Stattdessen verschwendet Schwarz-Rot das Geld der Versicherten an einen völlig unsinnigen Pflegevorsorgefonds,

(Tino Sorge [CDU/CSU]: Dass Vorsorge für Sie unsinnig ist, haben wir ja schon mitbekommen!)

und der schwarz-gelbe Pflege-Bahr, der erwiesenermaßen schon ein totaler Reinfall ist, wird nicht etwa abgeschafft, sondern fortgeführt.

(Beifall beim BÜNDNIS 90/DIE GRÜNEN)

Meine Damen und Herren, mit dem sogenannten Versorgungsstärkungsgesetz – das ist im Moment offensichtlich Ihr Lieblingswort – verliert sich Minister Gröhe hingegen im Klein-Klein. Altbekannte Akteure im Gesundheitswesen werden mit Geschenken und Detailverbesserungen bei Laune gehalten, notwendige Strukturreformen aber werden auf die lange Bank geschoben. Konkrete Regelungen zur Reform der Krankenversorgung, also zur Bedarfsplanung, zur besseren Kooperation der Gesundheitsberufe, zur Stärkung der Verantwortung in den Bundesländern und Kommunen zur Sicherstellung der Versorgung in Stadt und Land, fehlen völlig. Bei dem geplanten Präventionsgesetz bedient sich die Große Koalition bei den Vorschlägen aus den dunklen Zeiten der Gesundheitspolitik von Schwarz-Gelb. Hier hilft ein bisschen SPD-Prosa überhaupt nicht.

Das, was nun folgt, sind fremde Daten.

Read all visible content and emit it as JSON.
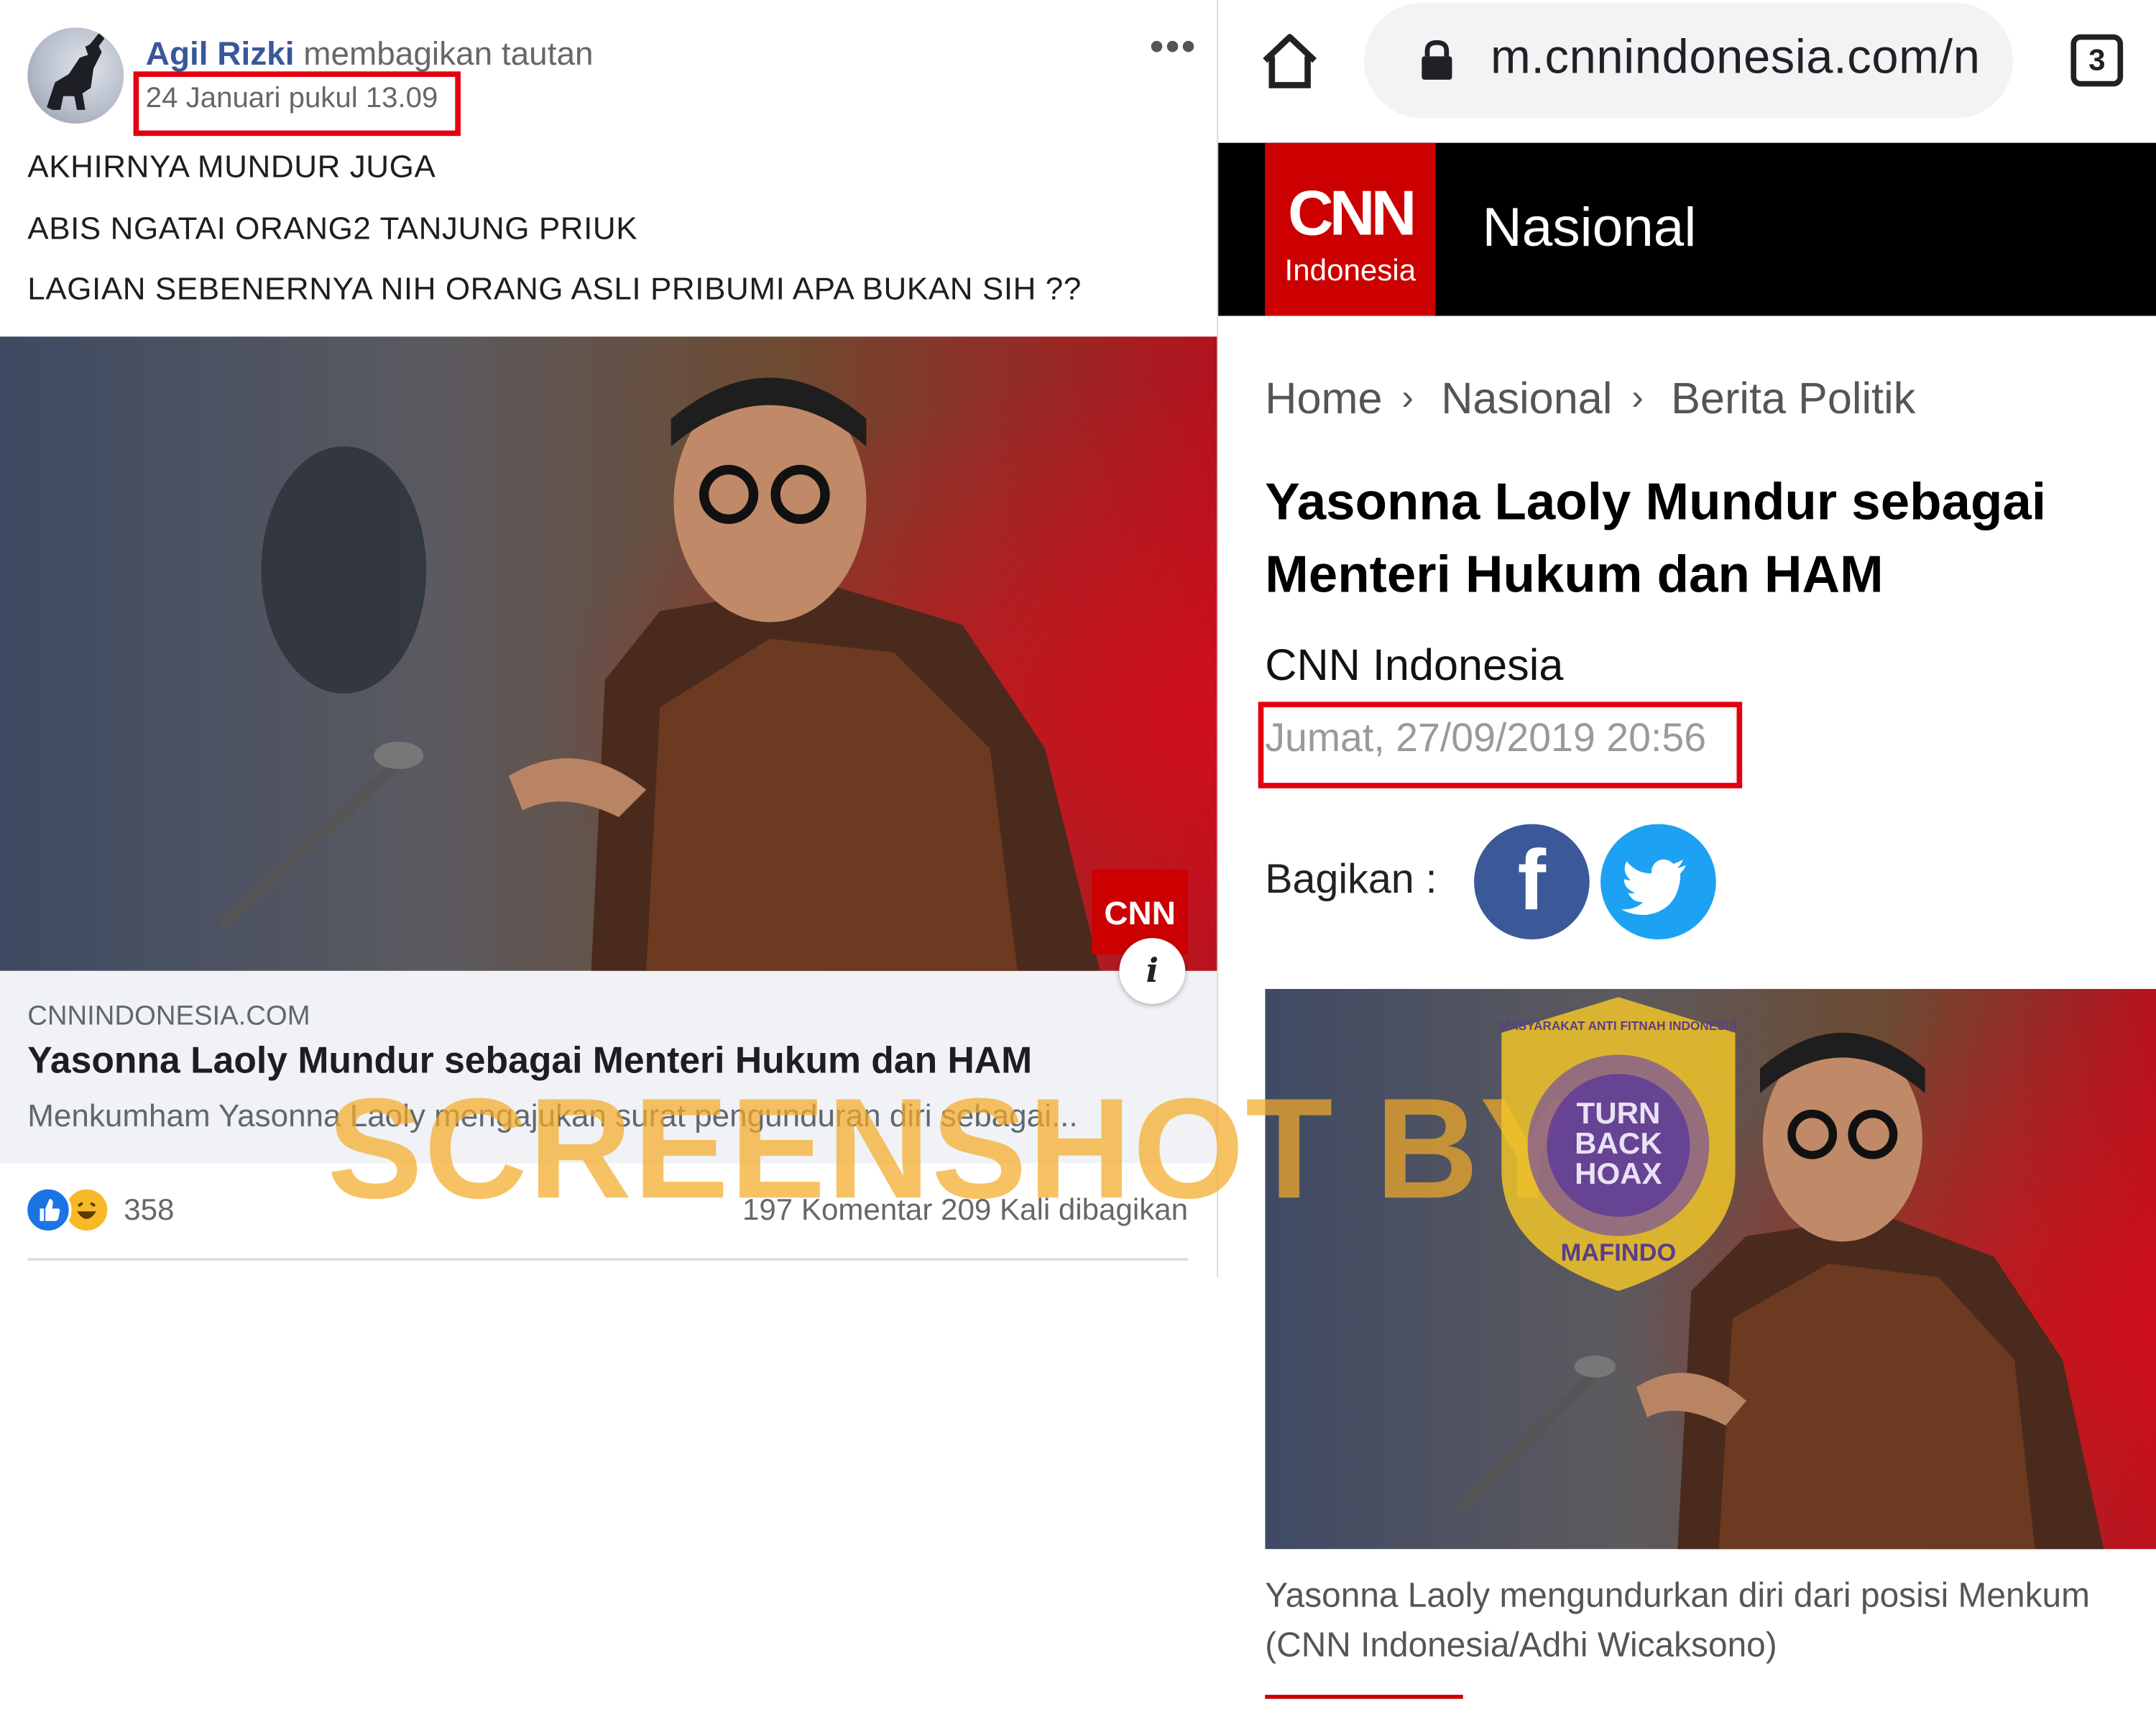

(Beifall beim BÜNDNIS 90/DIE GRÜNEN und bei der LINKEN – Hilde Mattheis [SPD]: Hallo!)

Im Gegenteil: Schwarz-Rot verpasst die Möglichkeit, Prävention und Gesundheitsförderung als Gemeinschaftsaufgabe zu verstehen, zu finanzieren, zu organisieren und umzusetzen. Wir brauchen eine echte Investition in die Erhaltung und die Förderung der Gesundheit, und zwar mit den Bürgerinnen und Bürgern gemeinsam. Das gelingt aber nur, wenn insbesondere Kinder und Jugendliche sowie die wachsende Zahl älterer Menschen nicht nur kompetent im gesunden Verhalten werden, sondern im Alltag tatsächlich auch die Möglichkeit haben, diese Lebensweise umzusetzen. Das scheitert nicht an fehlenden Kenntnissen, sondern es fehlt an den notwendigen Möglichkeiten Einzelner – übrigens auch den finanziellen Möglichkeiten – und an den Gelegenheiten im Alltag: im Kindergarten, in der Schule, im Betrieb, im Stadtteil.

(Beifall beim BÜNDNIS 90/DIE GRÜNEN sowie bei Abgeordneten der LINKEN – Helmut Heiderich [CDU/CSU]: Deshalb machen wir neue Gesetze! Sie müssen einmal lesen, was wir machen!)

Deshalb setzen wir Grüne auf eine Gesundheitsförderung, die auch die Verbesserung dieser Alltagswelten zum Gegenstand hat und alle – vor allem die Menschen vor Ort – an der Gestaltung dieser Alltagswelten beteiligt. Wenn wir es schaffen, beispielsweise Kindertagesstätten unter Mitwirkung der Kinder, der Eltern, der Erzieherinnen und Erzieher und der Träger zu gesunden Spiel-, Lern- und Arbeitsorten weiterzuentwickeln, dann steigt die Zufriedenheit, und das wäre eine echte Investition in die Zukunft.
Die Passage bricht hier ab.